In the reading we are presented with a different naming process:  I Chronicles 4:9-10

Jabez was more honorable than his brothers. His mother had named him Jabez,[a] saying, “I gave birth to him in pain.” 10 Jabez cried out to the God of Israel, “Oh, that you would bless me and enlarge my territory! Let your hand be with me, and keep me from harm so that I will be free from pain.” And God granted his request.


After much research, I was unable to find the direct mother and father of Jabez, but he is known as a direct descendant of Judah and his son Perez.  This would have been a big deal in the ancient times.  The lineage of the person would direct your path in life as well as your name.  Jabez was of the same line of David and Christ.  He knew that he was blessed through God’s anointing his forefathers Israel, Judah, and Perez.

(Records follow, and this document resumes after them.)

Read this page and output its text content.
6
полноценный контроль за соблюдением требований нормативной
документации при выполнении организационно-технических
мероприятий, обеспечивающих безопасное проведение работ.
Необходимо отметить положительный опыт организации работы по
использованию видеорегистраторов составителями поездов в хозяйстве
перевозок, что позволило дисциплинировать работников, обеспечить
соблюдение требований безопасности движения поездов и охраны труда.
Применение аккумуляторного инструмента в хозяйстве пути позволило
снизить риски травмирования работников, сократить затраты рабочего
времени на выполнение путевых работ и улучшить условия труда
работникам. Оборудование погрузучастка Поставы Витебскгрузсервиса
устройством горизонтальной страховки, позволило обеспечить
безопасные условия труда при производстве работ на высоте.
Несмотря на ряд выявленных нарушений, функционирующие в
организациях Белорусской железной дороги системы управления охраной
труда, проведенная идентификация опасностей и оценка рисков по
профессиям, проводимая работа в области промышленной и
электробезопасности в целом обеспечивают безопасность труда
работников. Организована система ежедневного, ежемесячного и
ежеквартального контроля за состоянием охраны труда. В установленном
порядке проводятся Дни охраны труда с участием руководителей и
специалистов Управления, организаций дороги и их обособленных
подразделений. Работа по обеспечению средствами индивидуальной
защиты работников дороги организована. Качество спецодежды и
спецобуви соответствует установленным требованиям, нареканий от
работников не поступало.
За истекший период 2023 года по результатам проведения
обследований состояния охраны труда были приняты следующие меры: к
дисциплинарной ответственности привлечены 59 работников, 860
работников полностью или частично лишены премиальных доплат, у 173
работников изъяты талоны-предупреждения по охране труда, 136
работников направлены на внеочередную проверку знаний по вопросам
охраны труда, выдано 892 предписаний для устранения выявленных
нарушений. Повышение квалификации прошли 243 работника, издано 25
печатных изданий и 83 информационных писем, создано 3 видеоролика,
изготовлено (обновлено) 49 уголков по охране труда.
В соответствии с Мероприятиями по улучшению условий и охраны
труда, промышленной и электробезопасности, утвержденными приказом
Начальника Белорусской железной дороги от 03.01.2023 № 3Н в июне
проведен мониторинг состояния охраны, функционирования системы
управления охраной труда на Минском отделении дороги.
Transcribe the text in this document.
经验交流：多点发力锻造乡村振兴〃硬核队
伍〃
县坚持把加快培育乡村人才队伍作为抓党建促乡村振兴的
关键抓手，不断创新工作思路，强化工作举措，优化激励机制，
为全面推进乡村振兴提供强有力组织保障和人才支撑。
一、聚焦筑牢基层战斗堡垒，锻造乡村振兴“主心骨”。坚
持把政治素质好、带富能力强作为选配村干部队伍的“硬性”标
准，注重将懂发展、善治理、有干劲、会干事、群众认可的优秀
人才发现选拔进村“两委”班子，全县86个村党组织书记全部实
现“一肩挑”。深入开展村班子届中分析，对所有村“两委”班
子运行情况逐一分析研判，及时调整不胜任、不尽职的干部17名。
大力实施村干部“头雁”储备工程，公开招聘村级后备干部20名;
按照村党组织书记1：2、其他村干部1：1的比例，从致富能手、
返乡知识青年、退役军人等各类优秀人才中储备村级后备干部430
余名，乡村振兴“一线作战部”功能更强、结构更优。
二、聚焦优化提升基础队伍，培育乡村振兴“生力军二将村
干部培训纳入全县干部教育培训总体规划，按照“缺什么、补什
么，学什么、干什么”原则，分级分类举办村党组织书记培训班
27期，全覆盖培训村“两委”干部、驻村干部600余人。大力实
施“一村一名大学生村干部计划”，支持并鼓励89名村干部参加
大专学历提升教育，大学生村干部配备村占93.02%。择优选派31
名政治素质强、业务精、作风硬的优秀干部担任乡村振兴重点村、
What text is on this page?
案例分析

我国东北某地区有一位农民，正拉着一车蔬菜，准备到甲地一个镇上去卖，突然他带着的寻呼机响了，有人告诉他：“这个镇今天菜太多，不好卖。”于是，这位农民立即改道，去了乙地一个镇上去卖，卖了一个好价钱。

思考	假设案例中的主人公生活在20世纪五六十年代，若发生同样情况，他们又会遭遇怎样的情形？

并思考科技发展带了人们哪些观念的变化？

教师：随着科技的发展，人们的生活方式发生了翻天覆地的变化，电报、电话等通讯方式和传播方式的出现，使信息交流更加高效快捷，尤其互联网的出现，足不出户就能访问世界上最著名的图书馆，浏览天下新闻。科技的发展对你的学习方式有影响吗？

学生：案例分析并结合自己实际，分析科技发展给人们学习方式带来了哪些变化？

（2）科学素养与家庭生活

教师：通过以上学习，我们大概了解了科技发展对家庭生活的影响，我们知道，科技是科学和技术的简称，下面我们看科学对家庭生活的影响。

He knew that the name that is given to you does not determine your outlook.  He would have been familiar with the story of his forefather Jacob being converted to Israel.  He would have been familiar with the story of his forefather Perez and how was conceived and how he preserved through these obstacles.  Jabez was aware of his name, it was rooted in sorrow and pain, but he was determine that God would create a blessing in the midst of the anguish and turmoil that he produced in coming into the world.

With the knowledge of whose he was (God’s, YHWH, Jehovah) and the circumstances that placed on him from his name, Jabez knew he had to speak it into existence and create a new direction for his life.  Jabez spoke such power that he is known today for his courage and faith.  He was known to an extent that there was a place: either a city or region that bore his name I Chronicles 2:55.

The example that Jabez has made for us is that no matter the situations that we are born into or have created ourselves, we are still God’s children and we are able to change the situation when we acknowledge God’s presence in us and that we are worthy of his blessings.